Cette vie n’est pas la sienne. Elle en arrive toujours à la même conclusion. Pourtant, rien ne manque, il y a des fleurs dans tous les coins: du travail, des bons dîners, des fêtes, des amis, du temps libre et dehors, les cloches égrènent des heures bienveillantes. Ce mois de décembre au soleil, Noël qui arrive tranquillement.

Tout est bien, tout est à la bonne place. Même les rhumes ne durent pas bien longtemps. Le petit chat est revenu, il a l’air à son aise dans le mouchoir de poche, comme s’il avait toujours habité là. On est plein d’idées toutes faites, il faut croire, à propos des chats qui n’aiment pas partir de chez eux. Celui là est heureux partout pourvu qu’on le câline et qu’on joue.

Non, vraiment, pas de quoi se plaindre. D’ailleurs elle ne se plaint pas. Ça a juste l’air d’être la vie d’une autre, cette vie. Il y a une précarité de quelque chose, dans tout ça. Un truc pas fait pour durer, c’est difficile à expliquer. Elle voit bien qu’elle avance, elle va vers quelque part. Elle sait seulement pas où.

Alors elle prend des décisions, c’est sa façon de mettre les blancs en couleur. Les plus petites, pour continuer de tendre vers un but, louvoyer sans tourner en rond. Lancer des balles pour voir où elles retombent. Créer du mouvement sans céder à la panique, après tout, c’est comme cela qu’on survit à une chute en pleine mer. Les petites décisions, donc, et ensuite, une grande : l’horizon refuse de se montrer? Alors, grand bien lui fasse, elle ne va pas attendre qu’il se décide. Elle s’en dessinera un elle-même, et voilà tout.

À vrai dire, c’est un coup de tête qui n’en était pas vraiment un, ce grand voyage. Certaines choses, on ne sait pas trop pourquoi, gardent leur forme de rêve pendant de longues années et tout à coup voilà qu’avec un naturel confondant, la résolution est prise de les frotter enfin à la réalité. Non, cette décision n’avait pas l’éclat des coups de tête : elle n’est que la pointe verte qui émerge d’un très long temps de germination. Une graine qui s’épanouit d’avoir enfin trouvé sa terre.

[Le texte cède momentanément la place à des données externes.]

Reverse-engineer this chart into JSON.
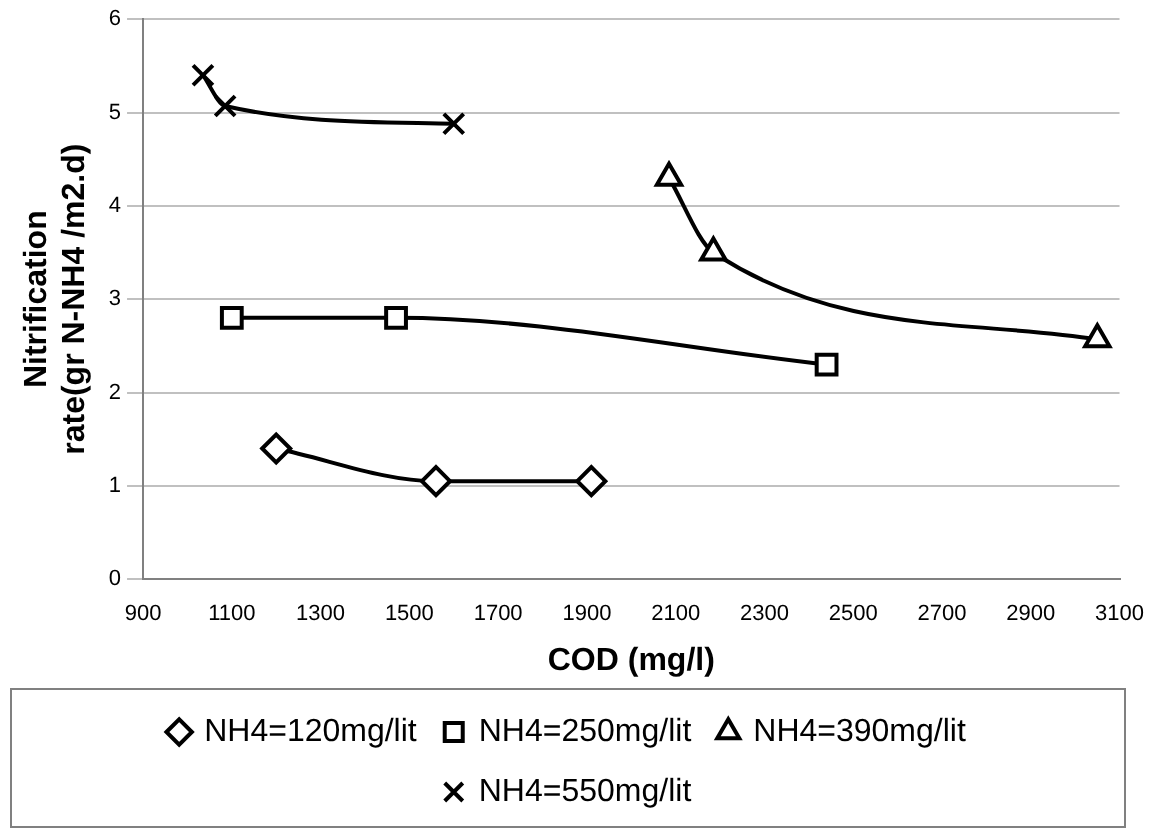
{
  "chart_data": {
    "type": "line",
    "xlabel": "COD (mg/l)",
    "ylabel": "Nitrification rate(gr N-NH4 /m2.d)",
    "xlim": [
      900,
      3100
    ],
    "xticks": [
      900,
      1100,
      1300,
      1500,
      1700,
      1900,
      2100,
      2300,
      2500,
      2700,
      2900,
      3100
    ],
    "ylim": [
      0,
      6
    ],
    "yticks": [
      0,
      1,
      2,
      3,
      4,
      5,
      6
    ],
    "grid": "y",
    "legend": "bottom",
    "series": [
      {
        "name": "NH4=120mg/lit",
        "color": "#000000",
        "marker": "diamond",
        "x": [
          1200,
          1560,
          1910
        ],
        "values": [
          1.4,
          1.05,
          1.05
        ]
      },
      {
        "name": "NH4=250mg/lit",
        "color": "#000000",
        "marker": "square",
        "x": [
          1100,
          1470,
          2440
        ],
        "values": [
          2.8,
          2.8,
          2.3
        ]
      },
      {
        "name": "NH4=390mg/lit",
        "color": "#000000",
        "marker": "triangle",
        "x": [
          2085,
          2185,
          3050
        ],
        "values": [
          4.3,
          3.5,
          2.57
        ]
      },
      {
        "name": "NH4=550mg/lit",
        "color": "#000000",
        "marker": "cross",
        "x": [
          1035,
          1085,
          1600
        ],
        "values": [
          5.4,
          5.07,
          4.88
        ]
      }
    ]
  }
}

Son horizon à elle, c’est ce grand voyage, à présent. Long, périlleux comme c’est toujours le cas quand on réalise un grand rêve : avec le risque, évidemment, de le voir voler en éclats.

Partir seule, les autres ont l’air de trouver ça bizarre. Elle s’en défend, ça va sans dire, mais c’est vrai que ça ressemble à une belle image avec de la poussière dessus, son truc. Ça fait pas complètement net. Pourtant, c’est fou ce qu’elle est heureuse, pas de doute là-dessus. Mais peut-être après tout qu’ils le sentent aussi, les autres, ce chagrin des belles choses qu’on se décide finalement à entreprendre seul, faute d’une meilleure option.

Évidemment que ce n’est pas comme ça qu’elle l’imaginait, son voyage au long cours. Bien sûr qu’il manque une âme sœur à l’histoire et l’enthousiasme partagé. Bien sûr qu’elle la mesure, cette solitude abyssale qu’il va y avoir à ne préparer ce grand jour avec personne. C’est presque douloureux, cette joie immense qu’elle doit se contenter de reverser sur elle à l’infini, cette joie qui ne rencontre jamais que son écho, à part de temps en temps, l’oreille poliment attentive d’un ami. Chaque fois qu’elle en parle, elle voit son énergie se jeter dans le vide. Ce serait tellement mieux si ça venait buter contre quelqu’un.

Un bout de soleil qui ne rayonne que pour lui-même, c’est un peu du gâchis. Elle sait.

Alors c’est donc ça, simplement ça. Elle pourra bien se donner tout le mal du monde à créer du mouvement, elle doit se contenter pour le moment de réaliser ses rêves à demi. L’absence d’un autre dans cette vie qu’elle ne reconnaît pas encore tout à fait comme la sienne, c’est juste ça le problème. Dans cette vie-là, le cadre est très joli, mais tout y est un peu coupé en deux.